The Congolese armed forces are extremely top-heavy as a result of successive peace deals that included integrating rebel leaders into the army. This means the “big fish” will escape prosecution, argues Pascale Kambale, an international human rights lawyer with the Open Society Foundations. But this could be improved if the judicial services commission, rather than the military command, nominated judges. This would depoliticise the process and enable the most capable judges to serve across Congolese territory, regardless of the officers posted to their jurisdiction. Of course, the military might resist such an attempt for the civilian legal system to encroach on its independence, but this approach remains the only prospect of addressing impunity. Justice may be closer and quicker, but victims are rarely compensated. International donors only fund the trial phase, and lawyers have little incentive to pursue reparations given the complexity of the system.

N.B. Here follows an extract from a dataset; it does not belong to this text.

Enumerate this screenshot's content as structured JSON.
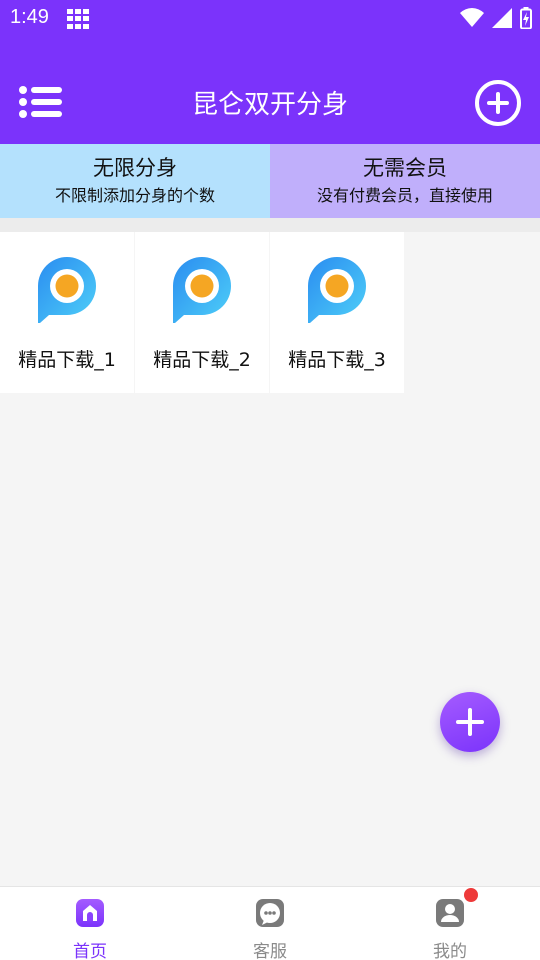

For instance in the Baraka case the judges ordered the payment of $10,000 to each of the 49 plaintiffs. The Congolese state argues it lacks the resources to pay compensation when found liable for the actions of army soldiers on duty. In some instances, convicted criminals have escaped from prison. The frequency of jailbreaks in the DRC raises fears of reprisals from the convicted soldiers. Moreover, the future of the mobile courts remains uncertain as long as they depend on international goodwill. Supporters of the courts argue that they were never designed to be permanent but rather to provide a temporary solution to an epidemic of sexual and gender violence. As the conflict dissipates and security improves, the programmes may be phased out. Before they are disbanded, the Congolese should consider what lessons to apply as Joseph Kabila, the president, moves to reconfigure regional government by replacing the DRC’s 11 provinces with 26 new ones.
North Kivu, South Kivu and Maniema provinces will be spared the axe, having been one region until 1988. But in the rest of the country, a renewed government mandate provides an opportunity to revisit services the new provincial capitals should provide. Mobile courts might be one way to restore faith in the role of the Congolese state.